Empfehlung: Formulierungen sollten durch Fakten gedeckt sein

Ein Blatt aus dem Bereich des Regenbogens berichtet unter dem Titel “Mette-Marit – So glücklich über ihr drittes Baby”. In der Dachzeile heißt es: “Mutter und Kind sind wohlauf”. Es geht um ein freudiges Ereignis im norwegischen Königshaus. In dem Bericht heißt es, die Prinzessin sei überglücklich, dass die neun Monate Warten nun vorüber seien. Weiter wird eine Palast-Angestellte mit den Worten zitiert: “Sie hat alles gut überstanden”. Im Hinblick auf die kleine Prinzessin Ingrid Alexandra heißt es, diese verstehe nicht, warum das Baby jetzt mehr Zuwendung brauche als sie. Ein Leser kritisiert, durch die Berichterstattung entstehe der Eindruck, dass Mette-Marit ihr Kind schon bekommen habe. Das Ereignis habe jedoch eine Woche nach dem Erscheinen der Zeitschrift stattgefunden. Demnach könne auch das kleine “Eifersuchtdrama” zwischen den Schwestern nur erfunden sein. Er schaltet den Deutschen Presserat ein. Die Chefredaktion des Blattes teilt mit, die Überschrift gebe eine gelungene Beschreibung von Müttern wieder, die kurz vor der Geburt stünden oder gerade ein Kind zur Welt gebracht hätten. Zum Zeitpunkt der Berichterstattung habe im norwegischen Königshaus eine “angespannte und hoch spannende” Atmosphäre geherrscht. Da die Königsfamilie selbst keine Interviews gegeben habe, habe man sich – wie “alle anderen Zeitschriften auch” – auf allgemein gültige Beschreibungen zurückziehen müssen, um die Leser über das bevorstehende freudige Ereignis zu informieren.
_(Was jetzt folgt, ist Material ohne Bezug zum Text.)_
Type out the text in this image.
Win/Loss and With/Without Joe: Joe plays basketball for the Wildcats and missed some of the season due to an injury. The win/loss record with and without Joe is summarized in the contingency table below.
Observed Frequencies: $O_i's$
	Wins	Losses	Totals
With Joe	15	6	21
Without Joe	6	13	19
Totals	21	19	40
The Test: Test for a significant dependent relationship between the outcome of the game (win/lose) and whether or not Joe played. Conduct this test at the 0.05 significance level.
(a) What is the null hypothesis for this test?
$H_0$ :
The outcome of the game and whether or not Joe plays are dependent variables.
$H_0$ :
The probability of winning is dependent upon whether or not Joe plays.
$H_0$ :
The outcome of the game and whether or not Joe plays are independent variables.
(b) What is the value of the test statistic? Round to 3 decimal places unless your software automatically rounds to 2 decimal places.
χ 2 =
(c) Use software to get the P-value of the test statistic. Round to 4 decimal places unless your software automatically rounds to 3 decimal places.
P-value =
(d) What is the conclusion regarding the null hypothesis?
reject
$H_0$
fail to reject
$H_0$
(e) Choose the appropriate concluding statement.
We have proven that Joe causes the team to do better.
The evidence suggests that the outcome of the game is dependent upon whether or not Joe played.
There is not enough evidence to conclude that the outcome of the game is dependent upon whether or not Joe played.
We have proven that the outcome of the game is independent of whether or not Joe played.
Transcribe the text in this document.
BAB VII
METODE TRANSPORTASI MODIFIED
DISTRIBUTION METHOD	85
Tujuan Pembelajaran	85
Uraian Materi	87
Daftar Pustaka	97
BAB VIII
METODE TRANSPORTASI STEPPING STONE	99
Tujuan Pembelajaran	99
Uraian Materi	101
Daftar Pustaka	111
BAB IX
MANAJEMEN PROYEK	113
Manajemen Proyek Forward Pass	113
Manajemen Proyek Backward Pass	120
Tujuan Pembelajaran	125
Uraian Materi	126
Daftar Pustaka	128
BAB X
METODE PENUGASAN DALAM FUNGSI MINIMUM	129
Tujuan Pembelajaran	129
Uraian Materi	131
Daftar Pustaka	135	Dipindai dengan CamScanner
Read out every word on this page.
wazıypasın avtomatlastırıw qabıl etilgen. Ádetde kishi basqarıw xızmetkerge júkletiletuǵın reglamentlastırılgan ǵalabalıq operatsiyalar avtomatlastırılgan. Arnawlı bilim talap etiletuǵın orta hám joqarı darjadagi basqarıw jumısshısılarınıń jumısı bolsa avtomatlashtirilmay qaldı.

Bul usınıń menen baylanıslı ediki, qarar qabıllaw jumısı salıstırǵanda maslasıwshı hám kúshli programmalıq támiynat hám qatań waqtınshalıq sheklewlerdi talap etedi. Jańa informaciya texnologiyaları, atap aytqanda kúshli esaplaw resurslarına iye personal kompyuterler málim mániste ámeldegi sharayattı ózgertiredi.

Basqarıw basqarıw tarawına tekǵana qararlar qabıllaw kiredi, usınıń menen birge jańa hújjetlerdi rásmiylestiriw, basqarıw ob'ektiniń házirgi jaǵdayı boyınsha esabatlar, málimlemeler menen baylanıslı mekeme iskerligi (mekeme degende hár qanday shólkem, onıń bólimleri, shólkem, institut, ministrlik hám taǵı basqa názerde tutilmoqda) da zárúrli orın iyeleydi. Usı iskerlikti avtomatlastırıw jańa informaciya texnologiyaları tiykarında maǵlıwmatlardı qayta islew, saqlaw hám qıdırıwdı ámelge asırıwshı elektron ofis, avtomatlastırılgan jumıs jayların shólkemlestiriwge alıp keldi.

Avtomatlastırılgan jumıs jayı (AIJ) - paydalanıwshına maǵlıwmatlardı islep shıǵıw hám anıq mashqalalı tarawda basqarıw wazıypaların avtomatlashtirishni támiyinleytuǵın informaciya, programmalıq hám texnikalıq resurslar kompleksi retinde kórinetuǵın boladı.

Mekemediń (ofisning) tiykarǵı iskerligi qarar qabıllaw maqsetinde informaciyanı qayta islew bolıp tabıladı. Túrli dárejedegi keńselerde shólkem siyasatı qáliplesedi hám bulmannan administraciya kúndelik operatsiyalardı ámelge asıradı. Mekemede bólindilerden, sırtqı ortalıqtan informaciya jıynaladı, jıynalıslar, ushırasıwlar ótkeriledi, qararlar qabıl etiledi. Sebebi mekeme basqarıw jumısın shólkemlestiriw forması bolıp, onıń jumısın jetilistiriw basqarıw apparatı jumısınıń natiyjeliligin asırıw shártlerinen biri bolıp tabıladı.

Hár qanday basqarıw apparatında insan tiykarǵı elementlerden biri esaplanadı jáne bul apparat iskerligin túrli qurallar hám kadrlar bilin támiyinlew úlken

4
Die Darstellung einer kleinen Szene neuen Mutterglücks, wie sie sich in vielen Familien abspielen könne, solle den Lesern die Möglichkeit geben, am Glück der norwegischen Königsfamilie teilzuhaben. (2006)

Die Zeitschrift hat gegen Ziffer 1 (Wahrheitsgebot) und Ziffer 2 (Journalistische Sorgfaltspflicht) verstoßen. Der Presserat hält diesen Verstoß für so schwerwiegend, dass er eine öffentliche Rüge ausspricht. Formulierungen wie “Mutter und Kind sind wohlauf” und das angebliche Zitat einer Palast-Angestellten (“Sie hat alles gut überstanden”) erwecken bei den Lesern den Eindruck, als habe die Geburt zum Zeitpunkt der Berichterstattung bereits stattgefunden. Das war jedoch nicht der Fall. Der Beschwerdeausschuss vermag der Argumentation des Blattes nicht zu folgen, wonach man sich auf allgemeingültige Beschreibungen habe zurückziehen müssen, um die Leser über das bevorstehende Ereignis zu informieren. Insbesondere die Dachzeile “Mutter und Kind sind wohlauf” suggeriert den Lesern, das Kind sei bereits geboren. Der Beschwerdeausschuss empfiehlt der Redaktion, künftig genau zu überprüfen, ob die Formulierungen in den Artikeln durch Fakten gedeckt sind.